Suit challenges religious schools' program exclusion

HELENA, Mont. (AP) — An association of Christian schools and a Missoula family are challenging a Montana rule that excludes religious schools from a new tax-credit program created to provide scholarships for students at private schools.

The Pacific Legal Foundation said it recently filed a federal lawsuit challenging a Revenue Department rule for implementing a tax credit of up to $150 for donations made to private school scholarships or to innovative public school programs.

The rule, adopted on Dec. 15, bars religious schools from benefiting, citing the Montana Constitution’s prohibition on appropriations to religious institutions. The federal lawsuit filed Monday on behalf of the Association of Christian Schools International, along with Kathy and Jerry Armstrong of Missoula, argues the rule violates the U.S. Constitution’s guarantees of religious freedom and equal protection.

They argue it also violates the intent of the law, which was to expand educational options for all families with school-aged children.

“By singling out faith-based schools, and their students for exclusion, the Department of Revenue is brazenly violating the Constitution,” Pacific Legal Foundation attorney Ethan Blevins said in a statement.

Montana Solicitor General Dale Schowengerdt submitted comments while the agency was drafting the rule that said a judge would likely decide it is unconstitutional to categorically exclude religious entities from a neutral benefits program without reason. “The Attorney General believes that it would not be defensible,” Schowengerdt wrote of Montana Attorney General Tim Fox.

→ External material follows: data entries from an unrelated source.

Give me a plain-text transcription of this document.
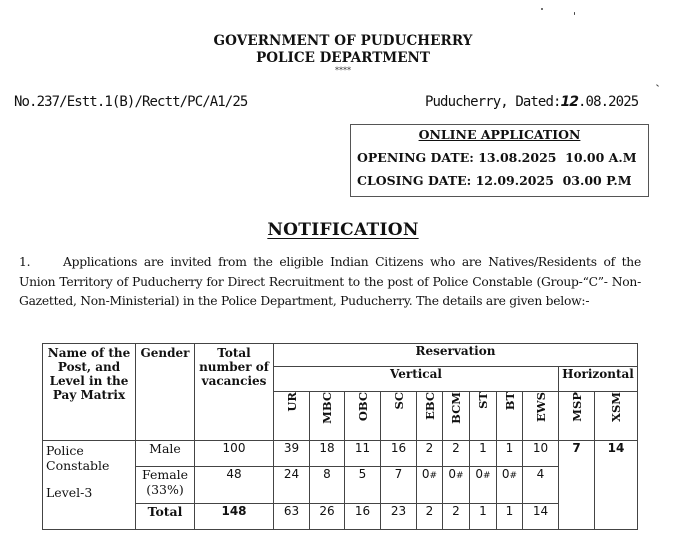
GOVERNMENT OF PUDUCHERRY
POLICE DEPARTMENT
****
No.237/Estt.1(B)/Rectt/PC/A1/25	Puducherry, Dated:12.08.2025
ONLINE APPLICATION
OPENING DATE: 13.08.2025  10.00 A.M
CLOSING DATE: 12.09.2025  03.00 P.M
NOTIFICATION
1.	Applications are invited from the eligible Indian Citizens who are Natives/Residents of the Union Territory of Puducherry for Direct Recruitment to the post of Police Constable (Group-“C”- Non-Gazetted, Non-Ministerial) in the Police Department, Puducherry. The details are given below:-
Name of the Post, and Level in the Pay Matrix	Gender	Total number of vacancies	Reservation										
			Vertical									Horizontal	
			UR	MBC	OBC	SC	EBC	BCM	ST	BT	EWS	MSP	XSM

Police Constable
Level-3	Male	100	39	18	11	16	2	2	1	1	10	7	14
	Female (33%)	48	24	8	5	7	0#	0#	0#	0#	4		
	Total	148	63	26	16	23	2	2	1	1	14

Fox’s office would be called upon to defend the state against the federal lawsuit and another one filed in state court on Dec. 16 that argued tax credits are not state appropriations.

A majority of Montana lawmakers polled about the rules said they do not follow the legislature’s intent in passing the Scholarship Tax Credit program. That poll can be used as evidence in the two cases.

There are more than 145,000 students in public schools and an estimated 7,200 in private schools in Montana. Most private schools in the state have religious affiliations, education officials have said.